Device Code Phishing, Part 2: What Attackers Do After They Get In

In Part 1, we covered how attackers use device code flow to steal a user’s session. Now, let’s dive into what the attacker does with the session, and why most of those actions don't look malicious on the surface.

The First Problem: The Login Is Real.

When a user enters a device code on a phishing page, Microsoft gives the attacker the user’s real session. The session is authenticated, MFA is satisfied, and every subsequent request the attacker makes looks like the real user (at surface level). 

As we covered in Part 1, the login often comes from the user's own registered device, which means even device-based controls pass it cleanly. The proof of compromise is downstream of logins and devices, making this a blindspot for tools that only monitor authentication activity.

You can no longer ask "Does this login look like the real user?" You have to ask "is this session doing things the real user would?"

That's a different question, and it requires different telemetry.
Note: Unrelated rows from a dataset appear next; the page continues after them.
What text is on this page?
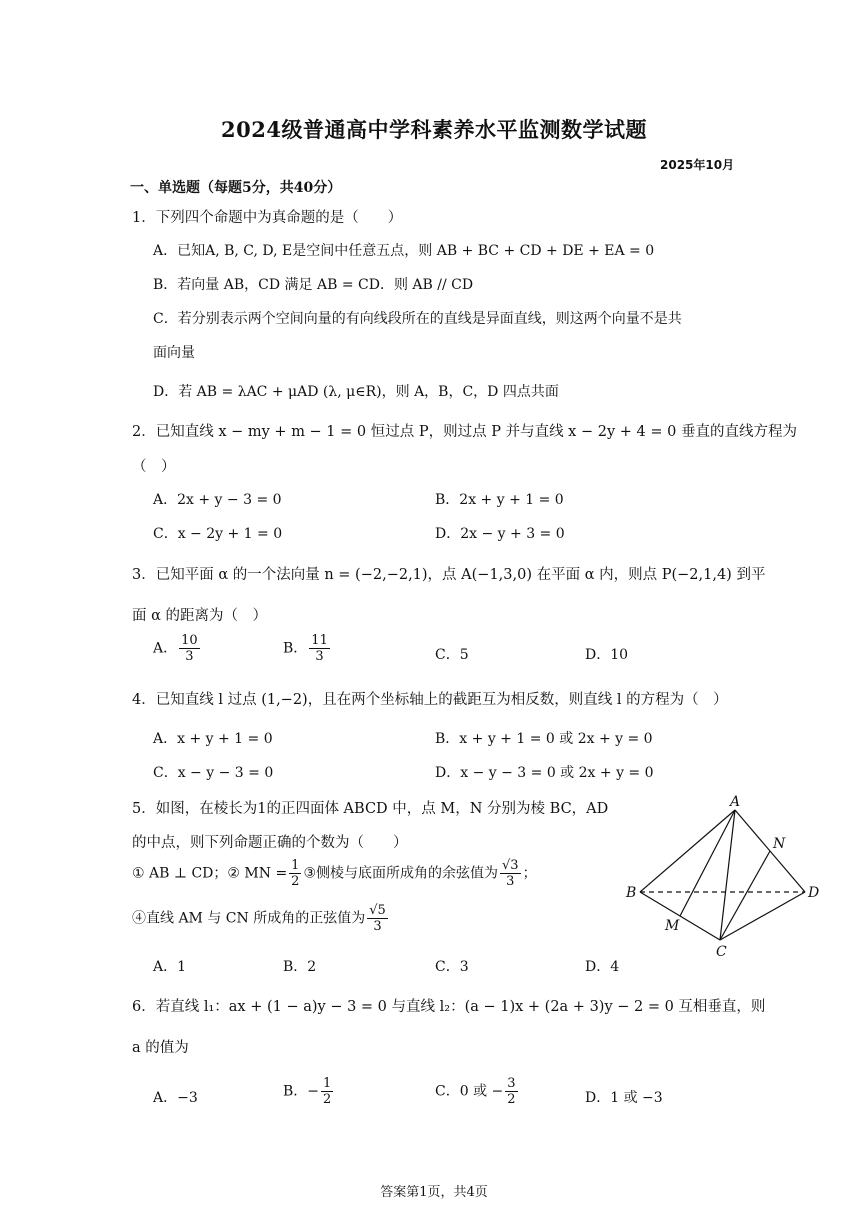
2024级普通高中学科素养水平监测数学试题
2025年10月
一、单选题（每题5分，共40分）
1．下列四个命题中为真命题的是（　　）
A．已知A, B, C, D, E是空间中任意五点，则 AB + BC + CD + DE + EA = 0
B．若向量 AB，CD 满足 AB = CD．则 AB // CD
C．若分别表示两个空间向量的有向线段所在的直线是异面直线，则这两个向量不是共
面向量
D．若 AB = λAC + μAD (λ, μ∈R)，则 A，B，C，D 四点共面
2．已知直线 x − my + m − 1 = 0 恒过点 P，则过点 P 并与直线 x − 2y + 4 = 0 垂直的直线方程为
（　）
A．2x + y − 3 = 0	B．2x + y + 1 = 0
C．x − 2y + 1 = 0	D．2x − y + 3 = 0
3．已知平面 α 的一个法向量 n = (−2,−2,1)，点 A(−1,3,0) 在平面 α 内，则点 P(−2,1,4) 到平
面 α 的距离为（　）
A． $\frac{10}{3}$	B． $\frac{11}{3}$	C．5	D．10
4．已知直线 l 过点 (1,−2)，且在两个坐标轴上的截距互为相反数，则直线 l 的方程为（　）
A．x + y + 1 = 0	B．x + y + 1 = 0 或 2x + y = 0
C．x − y − 3 = 0	D．x − y − 3 = 0 或 2x + y = 0
5．如图，在棱长为1的正四面体 ABCD 中，点 M，N 分别为棱 BC，AD
的中点，则下列命题正确的个数为（　　）
① AB ⊥ CD；② MN = $\frac{1}{2}$ ③侧棱与底面所成角的余弦值为 $\frac{√3}{3}$ ；
④直线 AM 与 CN 所成角的正弦值为 $\frac{√5}{3}$
A．1	B．2	C．3	D．4
A
B
C
D
M
N
6．若直线 l₁：ax + (1 − a)y − 3 = 0 与直线 l₂：(a − 1)x + (2a + 3)y − 2 = 0 互相垂直，则
a 的值为
A．−3	B．− $\frac{1}{2}$	C．0 或 − $\frac{3}{2}$	D．1 或 −3
答案第1页，共4页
Two patterns consistently show up in these attacks that authentication logs can't catch on their own.

The Session Outlives The Login

The first problem is what happens when the attacker doesn't act right away. A Microsoft session token can stay valid for weeks, which means the attacker can log in once, drop a small persistence mechanism, and walk away.
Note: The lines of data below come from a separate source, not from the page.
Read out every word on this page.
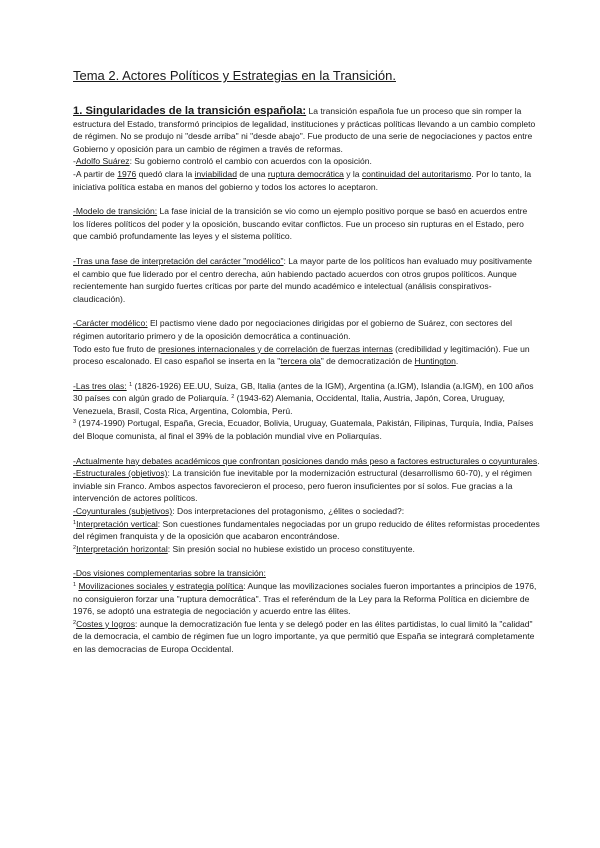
Tema 2. Actores Políticos y Estrategias en la Transición.

1. Singularidades de la transición española: La transición española fue un proceso que sin romper la estructura del Estado, transformó principios de legalidad, instituciones y prácticas políticas llevando a un cambio completo de régimen. No se produjo ni "desde arriba" ni "desde abajo". Fue producto de una serie de negociaciones y pactos entre Gobierno y oposición para un cambio de régimen a través de reformas.

-Adolfo Suárez: Su gobierno controló el cambio con acuerdos con la oposición.

-A partir de 1976 quedó clara la inviabilidad de una ruptura democrática y la continuidad del autoritarismo. Por lo tanto, la iniciativa política estaba en manos del gobierno y todos los actores lo aceptaron.

-Modelo de transición: La fase inicial de la transición se vio como un ejemplo positivo porque se basó en acuerdos entre los líderes políticos del poder y la oposición, buscando evitar conflictos. Fue un proceso sin rupturas en el Estado, pero que cambió profundamente las leyes y el sistema político.

-Tras una fase de interpretación del carácter "modélico": La mayor parte de los políticos han evaluado muy positivamente el cambio que fue liderado por el centro derecha, aún habiendo pactado acuerdos con otros grupos políticos. Aunque recientemente han surgido fuertes críticas por parte del mundo académico e intelectual (análisis conspirativos-claudicación).

-Carácter modélico: El pactismo viene dado por negociaciones dirigidas por el gobierno de Suárez, con sectores del régimen autoritario primero y de la oposición democrática a continuación.

Todo esto fue fruto de presiones internacionales y de correlación de fuerzas internas (credibilidad y legitimación). Fue un proceso escalonado. El caso español se inserta en la "tercera ola" de democratización de Huntington.

-Las tres olas: $^1$ (1826-1926) EE.UU, Suiza, GB, Italia (antes de la IGM), Argentina (a.IGM), Islandia (a.IGM), en 100 años 30 países con algún grado de Poliarquía. $^2$ (1943-62) Alemania, Occidental, Italia, Austria, Japón, Corea, Uruguay, Venezuela, Brasil, Costa Rica, Argentina, Colombia, Perú.

$^3$ (1974-1990) Portugal, España, Grecia, Ecuador, Bolivia, Uruguay, Guatemala, Pakistán, Filipinas, Turquía, India, Países del Bloque comunista, al final el 39% de la población mundial vive en Poliarquías.

-Actualmente hay debates académicos que confrontan posiciones dando más peso a factores estructurales o coyunturales.

-Estructurales (objetivos): La transición fue inevitable por la modernización estructural (desarrollismo 60-70), y el régimen inviable sin Franco. Ambos aspectos favorecieron el proceso, pero fueron insuficientes por sí solos. Fue gracias a la intervención de actores políticos.

-Coyunturales (subjetivos): Dos interpretaciones del protagonismo, ¿élites o sociedad?:

$^1$Interpretación vertical: Son cuestiones fundamentales negociadas por un grupo reducido de élites reformistas procedentes del régimen franquista y de la oposición que acabaron encontrándose.

$^2$Interpretación horizontal: Sin presión social no hubiese existido un proceso constituyente.

-Dos visiones complementarias sobre la transición:

$^1$ Movilizaciones sociales y estrategia política: Aunque las movilizaciones sociales fueron importantes a principios de 1976, no consiguieron forzar una "ruptura democrática". Tras el referéndum de la Ley para la Reforma Política en diciembre de 1976, se adoptó una estrategia de negociación y acuerdo entre las élites.

$^2$Costes y logros: aunque la democratización fue lenta y se delegó poder en las élites partidistas, lo cual limitó la "calidad" de la democracia, el cambio de régimen fue un logro importante, ya que permitió que España se integrará completamente en las democracias de Europa Occidental.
We saw this with a tax advisory firm who onboarded with a 1-click Scan to get Petra’s detailed BEC forensics. The attacker phished the user with a device code, logged in from a Railway IP, and about a minute later created a single inbox rule scoped to one sender. Then nothing for 27 days. The incumbent tool had nothing to alert on because nothing was happening.

Almost four weeks later, the same session woke up. Over the next half hour, the attacker read more than 4000 emails and sent a phishing message to every contact in the user’s Sent Items folder. Every one of those operations ran on the session that was handed to the attacker a month ago. There was one malicious login event in the entire compromise.

By day 28, a clean sign-in log can just as easily mean the attacker is biding their time.

The Compromise Has A Session, Not An IP.

The second problem is what happens during the active burst. The IPs scatter.

In another similar case, the attacker's operations rotated through a hosting provider in Dallas, Microsoft's own service IPs (for outbound Send operations that run server-side), and a handful of residential US IPs across Comcast, Verizon, and other residential ISPs. All in the span of thirty minutes, all on the same session.

This is where the usual forensic playbook falls apart. Filtering audit logs by attacker IP catches a fraction of the activity. Filtering by user catches noise from the real user, who was also working that day. There is no single data point that gives a responder a clean view of what the attacker actually did.

The only true identifier across the entire compromise is the intent of the attacker.

Logins Aren't Enough Anymore

Three things to take from this post:

  • A device code phishing login is built to look legitimate. The user did sign in, the token Microsoft minted is real, and (as Part 1 covered) the device on file is often the real device. Sign-in logs are the wrong place to catch this.
  • Attackers can wait weeks before doing anything.
  • The detection layer that works is the one watching the intent, not the login. Petra analyzes based on the intent of every mailbox and SharePoint action, which is how we surface activity spread across a dozen IPs and four weeks of dormancy as a single compromise rather than a pile of disconnected events.

The login was the easy part. The intent is where the attack actually happens, and that's where you have to be looking.